Minha neta e o boi Romeu

Tempos depois, estava eu fora do estábulo observando o Esquisito quando chegou a minha filha Luana com minha neta Bartira nos braços. Depois de abraços e beijos me veio a idéia de mostrar o Esquisito à minha neta. Minha filha morava na capital e muito raramente ia à fazenda, principalmente nos últimos dois anos devido aos cuidados com Bartira. Pediu-me para não levar minha neta para junto daquela massa bovina assustadora. Tranqüilizei-a dizendo que comigo aquilo era como um cachorrinho manso. Entrei no estábulo com minha neta nos braços. Esquisito se aproximou como sempre, ciscou o chão, levantou o focinho, desta vez em direção à minha neta e arreganhou os beiços naquele riso esquisito de costume. Minha neta, que apenas começava a falar, olhou para o touro, se inclinou apontando-o com a mão e pronunciou: Romeu. Eu quase caí. Pela emoção e porque minha neta se inclinava quase se pendurando. E repetia: Romeu, Romeu.... Por sorte, como estava longe, minha filha nada percebeu. Porque seria muito chocante e produziria comentários sem parar.
Porque Romeu era o nome do meu avô.
Acho que ali passava algo real e misterioso. Um relacionamento de fatos e seres de várias gerações que a ciência ainda nem sequer conhecia. Mas eu já andava no mistério, já quase místico, não fosse minha forte crença de que tudo que se percebe existe e será explicado algum dia pela ciência humana.

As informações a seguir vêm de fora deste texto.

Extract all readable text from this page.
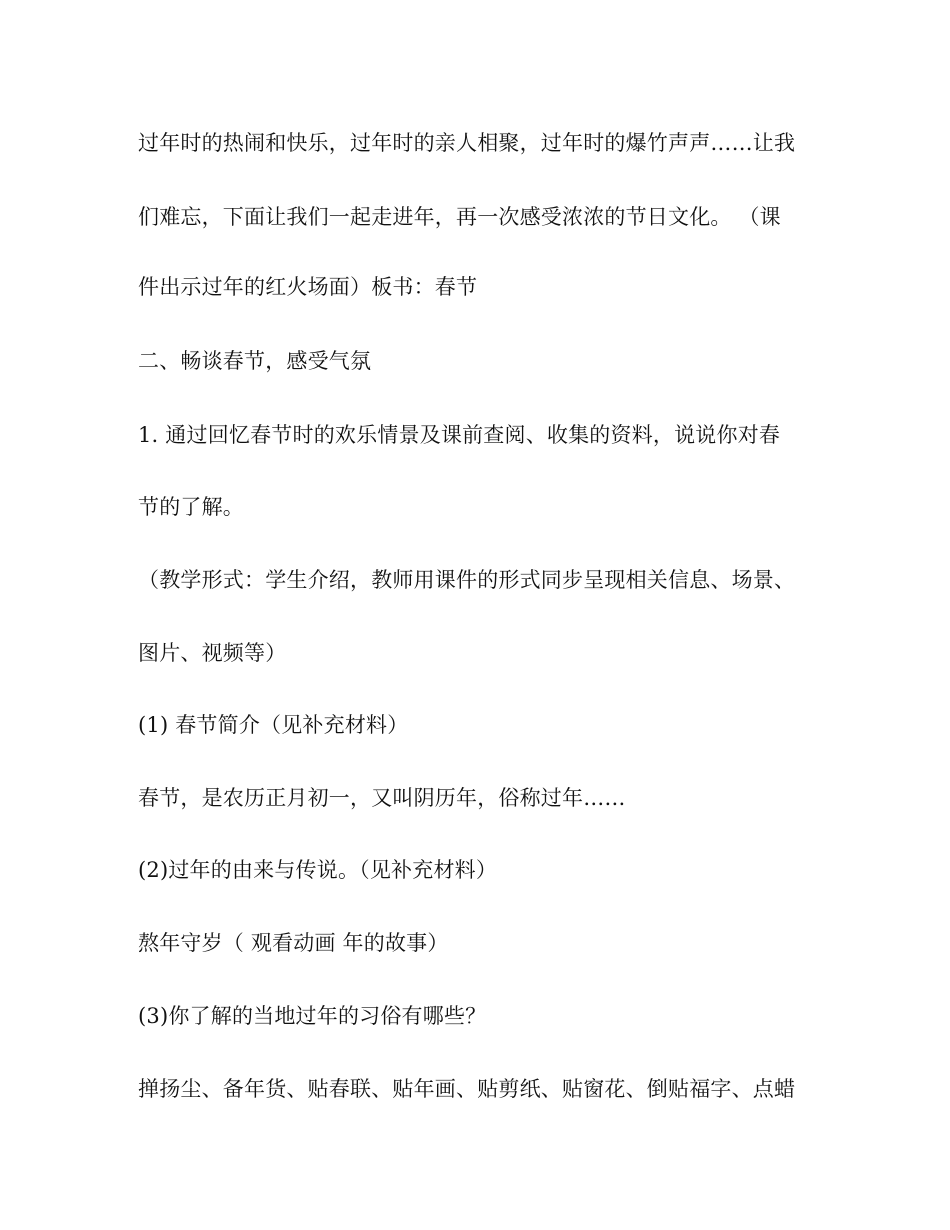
过年时的热闹和快乐，过年时的亲人相聚，过年时的爆竹声声……让我

们难忘，下面让我们一起走进年，再一次感受浓浓的节日文化。 （课

件出示过年的红火场面）板书：春节

二、畅谈春节，感受气氛

1. 通过回忆春节时的欢乐情景及课前查阅、收集的资料，说说你对春

节的了解。

（教学形式：学生介绍，教师用课件的形式同步呈现相关信息、场景、

图片、视频等）

(1) 春节简介（见补充材料）

春节，是农历正月初一，又叫阴历年，俗称过年……

(2)过年的由来与传说。（见补充材料）

熬年守岁（ 观看动画 年的故事）

(3)你了解的当地过年的习俗有哪些？

掸扬尘、备年货、贴春联、贴年画、贴剪纸、贴窗花、倒贴福字、点蜡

Continuei sempre estudando aquele touro que me dava tanto lucro. E também não posso negar que lhe devotava uma amizade que não se explicava somente como sendo entre o dono e um animal. Ali havia, não sei de imaginação minha ou de realidade, a presença brincalhona de meu avô.
Tal é assim que, quando estava só, eu lembrava da minha neta e o chamava de Romeu. Não que eu quisesse propriamente chamá-lo com esse nome. Mas sim como fazendo uma espécie de evocação. E tinha medo que me escutassem, pois pareceria um ato de tremenda irreverência para com meu avô.

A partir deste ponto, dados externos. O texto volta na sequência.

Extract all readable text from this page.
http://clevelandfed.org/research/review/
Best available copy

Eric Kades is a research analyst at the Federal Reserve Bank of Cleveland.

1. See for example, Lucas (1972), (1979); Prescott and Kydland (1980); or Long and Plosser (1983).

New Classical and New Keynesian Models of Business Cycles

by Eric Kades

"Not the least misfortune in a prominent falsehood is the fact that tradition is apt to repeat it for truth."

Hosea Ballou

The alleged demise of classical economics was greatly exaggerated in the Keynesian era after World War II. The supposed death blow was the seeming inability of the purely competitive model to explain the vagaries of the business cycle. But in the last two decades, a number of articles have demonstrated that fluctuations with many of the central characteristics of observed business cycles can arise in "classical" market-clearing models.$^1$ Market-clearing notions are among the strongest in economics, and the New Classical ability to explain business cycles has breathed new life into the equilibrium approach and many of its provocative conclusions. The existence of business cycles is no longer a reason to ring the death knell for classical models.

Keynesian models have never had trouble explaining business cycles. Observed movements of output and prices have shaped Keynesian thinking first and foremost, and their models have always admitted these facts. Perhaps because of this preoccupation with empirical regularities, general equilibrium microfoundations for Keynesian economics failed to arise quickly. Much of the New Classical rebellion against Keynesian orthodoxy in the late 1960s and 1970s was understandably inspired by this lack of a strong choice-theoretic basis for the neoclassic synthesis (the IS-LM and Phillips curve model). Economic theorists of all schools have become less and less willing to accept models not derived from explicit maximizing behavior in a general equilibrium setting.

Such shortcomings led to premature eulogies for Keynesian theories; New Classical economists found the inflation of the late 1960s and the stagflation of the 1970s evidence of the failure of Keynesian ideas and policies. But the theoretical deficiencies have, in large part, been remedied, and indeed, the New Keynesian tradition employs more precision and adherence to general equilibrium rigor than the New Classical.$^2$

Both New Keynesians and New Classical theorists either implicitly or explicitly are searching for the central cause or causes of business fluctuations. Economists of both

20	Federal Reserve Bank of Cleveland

E quando estava no estábulo observando o touro, e chegava alguém de fora, como o veterinário ou o agrônomo, eu dizia baixinho: “Romeu, finge que você é um boi”. E ele saía com aquele olhar de inteligência e com seu caminhar solene como qualquer touro costuma fazer. Não queria que seus gestos estranhos levantassem suspeitas de mistérios.

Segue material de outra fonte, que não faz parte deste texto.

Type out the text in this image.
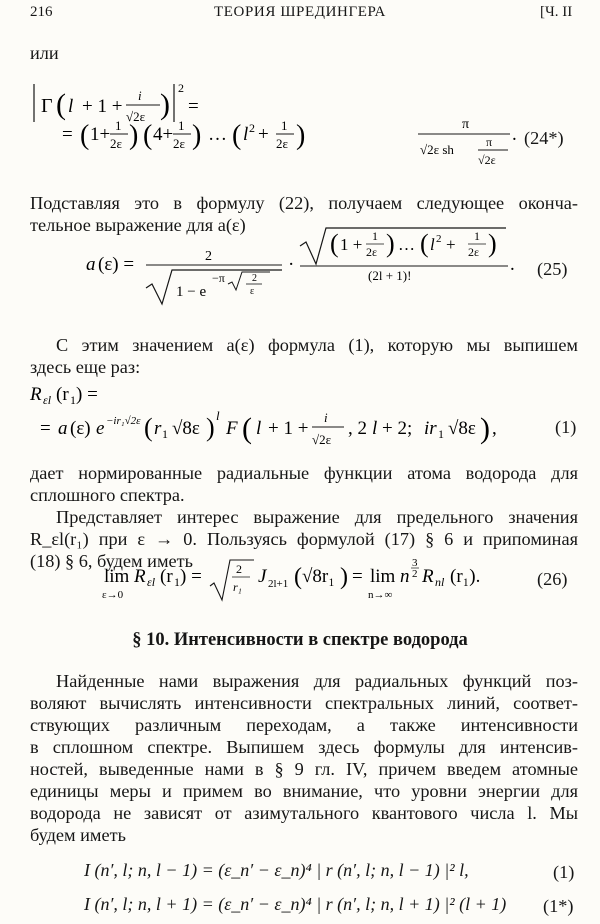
216	ТЕОРИЯ ШРЕДИНГЕРА	[Ч. II
или
Γ ( l + 1 +
i
√2ε ) 2
=
= ( 1+ 1
2ε ) ( 4+ 1
2ε ) … ( l 2 + 1
2ε )	π
√2ε sh	π
√2ε
. (24*)
Подставляя это в формулу (22), получаем следующее оконча-
тельное выражение для a(ε)
a (ε) =	2
1 − e
−π	2
ε
·
( 1 + 1
2ε ) … ( l 2 + 1
2ε )
(2l + 1)!
. (25)
С этим значением a(ε) формула (1), которую мы выпишем
здесь еще раз:
R εl (r 1 ) =
= a (ε) e −ir₁√2ε ( r 1 √8ε ) l
F ( l + 1 +
i
√2ε
, 2 l + 2; ir 1 √8ε ) ,	(1)
дает нормированные радиальные функции атома водорода для
сплошного спектра.
Представляет интерес выражение для предельного значения
R_εl(r₁) при ε → 0. Пользуясь формулой (17) § 6 и припоминая
(18) § 6, будем иметь
lim
ε→0
R εl (r 1 ) =	2
r₁ J 2l+1 ( √8r₁ ) = lim
n→∞
n
3
2 R nl (r₁).	(26)
§ 10. Интенсивности в спектре водорода
Найденные нами выражения для радиальных функций поз-
воляют вычислять интенсивности спектральных линий, соответ-
ствующих различным переходам, а также интенсивности
в сплошном спектре. Выпишем здесь формулы для интенсив-
ностей, выведенные нами в § 9 гл. IV, причем введем атомные
единицы меры и примем во внимание, что уровни энергии для
водорода не зависят от азимутального квантового числа l. Мы
будем иметь
I (n′, l; n, l − 1) = (ε_n′ − ε_n)⁴ | r (n′, l; n, l − 1) |² l,	(1)
I (n′, l; n, l + 1) = (ε_n′ − ε_n)⁴ | r (n′, l; n, l + 1) |² (l + 1) (1*)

Só muito tempo depois Bartira veio à fazenda, já uma menina brincando com bonecas. Já tinha esquecido do episódio de nomeação. Mas o touro fazia sempre para ela os mesmos gestos que para mim.

A vida continua

Continuei muito tempo ganhando dinheiro e fama de criador inteligente, em boa medida por causa do boi Romeu. Seu sêmen era muito procurado e me dava uma boa grana.
Como tudo é assim, depois de vários anos, o touro morreu. Morreu tranqüilo e com aquela pose solene dos bovinos, deixando de respirar sem sofrimento. Como tudo na vida fosse uma continuidade. Elo após elo. Mesmo numa aparência de morte.
Como era um touro muito especial, de importância reconhecida, todos acharam muito natural quando resolvi enterrá-lo na beira de uma pedra bem perto daquele pé de Jatobá em cima do morro que se avistava da sede.
E aí começou uma nova lenda viva até hoje. Todos que lá êh vão mesmo sem saber a história de Romeu, sentem que aquela pedra está sempre quente. Dizem que é calor perene de amizade. E é assim na luz do sol, no sereno da noite escura e na luz fria do luar.